Walking is a simple aerobic conditioning activity that requires little more investment than a decent pair of shoes. But walking works. When you walk at a speed of 5 mph, the physical benefits you reap for your heart, lungs, circulatory system, and waistline are similar to that of jogging or running--without the stressful impact to your joints, knees, and shins.
What kind of walking is best?
The answer is brisk, according to Edward Gregg, an epidemiologist with the Centers for Disease Control. "People should be able to carry on a conversation but know that their breathing is elevated," he told HealthDayNews.
How long should I walk?
Walk for at least 20 minutes a day.

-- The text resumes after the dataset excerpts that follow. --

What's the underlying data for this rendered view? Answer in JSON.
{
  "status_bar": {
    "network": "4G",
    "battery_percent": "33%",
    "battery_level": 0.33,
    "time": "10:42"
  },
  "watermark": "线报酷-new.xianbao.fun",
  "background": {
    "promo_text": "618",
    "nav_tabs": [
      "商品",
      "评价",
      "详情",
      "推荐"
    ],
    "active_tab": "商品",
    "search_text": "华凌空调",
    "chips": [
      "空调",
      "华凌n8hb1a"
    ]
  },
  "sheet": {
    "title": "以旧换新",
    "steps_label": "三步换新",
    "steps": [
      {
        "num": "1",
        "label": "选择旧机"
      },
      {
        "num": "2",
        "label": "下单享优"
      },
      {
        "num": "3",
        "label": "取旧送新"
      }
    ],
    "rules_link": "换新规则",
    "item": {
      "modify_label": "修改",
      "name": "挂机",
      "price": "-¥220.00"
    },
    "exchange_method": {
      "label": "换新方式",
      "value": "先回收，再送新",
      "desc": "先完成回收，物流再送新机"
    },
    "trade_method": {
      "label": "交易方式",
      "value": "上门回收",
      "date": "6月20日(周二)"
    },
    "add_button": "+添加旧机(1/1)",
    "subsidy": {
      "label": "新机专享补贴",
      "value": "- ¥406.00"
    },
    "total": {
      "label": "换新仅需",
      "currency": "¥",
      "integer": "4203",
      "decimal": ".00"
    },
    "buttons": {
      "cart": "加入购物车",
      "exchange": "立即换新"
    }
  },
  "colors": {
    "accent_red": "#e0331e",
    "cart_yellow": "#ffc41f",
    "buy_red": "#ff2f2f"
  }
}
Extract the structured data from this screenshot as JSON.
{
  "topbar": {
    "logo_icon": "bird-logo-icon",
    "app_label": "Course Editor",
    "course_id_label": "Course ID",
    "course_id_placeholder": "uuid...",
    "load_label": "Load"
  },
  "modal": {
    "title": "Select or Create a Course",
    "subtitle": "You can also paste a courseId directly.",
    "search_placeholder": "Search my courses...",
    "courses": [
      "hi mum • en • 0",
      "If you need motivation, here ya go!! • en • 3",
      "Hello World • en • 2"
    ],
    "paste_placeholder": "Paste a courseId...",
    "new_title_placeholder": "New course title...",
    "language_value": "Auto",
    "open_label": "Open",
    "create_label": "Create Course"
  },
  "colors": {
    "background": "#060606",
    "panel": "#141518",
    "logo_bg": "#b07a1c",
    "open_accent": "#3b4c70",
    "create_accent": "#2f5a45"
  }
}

Start slowly and build up to longer walks at a faster pace over hillier terrain. Be sure to stretch your muscles before and after your walk. Most of all, be consistent. Try to walk on all or most days. But remember this: Walking just two hours a week could cut your risk of heart disease in half, compared to a sedentary person, according to researchers from the University of Ulm Medical Center in Ulm, Germany.
What are the benefits of walking?
Walking will increase the efficiency of your heart, as well as improve your lung capacity and breathing efficiency. Walking aids in circulating oxygen throughout your body and is quite effective at lowering your blood pressure. TIME health reporter Christine Gorman says walking may be the best exercise of all. "You may not feel the benefits all at once, but the evidence suggests that over the long term, a regular walking routine can do a world of preventive good, from lowering your risk of stroke, diabetes, and osteoporosis to treating arthritis, high blood pressure, and even depression," she wrote.
Added benefit: Walk. Live longer
Type II diabetics who walk just two hours a week will live longer, according to new research from the U.S. Centers for Disease Control and Prevention. A study of 2,896 adults in their late 50s who had been diagnosed with diabetes for about 11 years found that those who walked just two hours a week had a 39 percent lower death rate from all causes and a 34 percent lower chance of death from heart disease specifically, reports Reuters of the study that was published in the Archives of Internal Medicine. Walking is beneficial for healthy folks, too. Dr. JoAnn Manson, chief of preventive medicine at Harvard's Brigham and Women's Hospital, told TIME magazine: "If everyone in the U.S. were to walk briskly 30 minutes a day, we could cut the incidence of many chronic diseases 30 percent to 40 percent."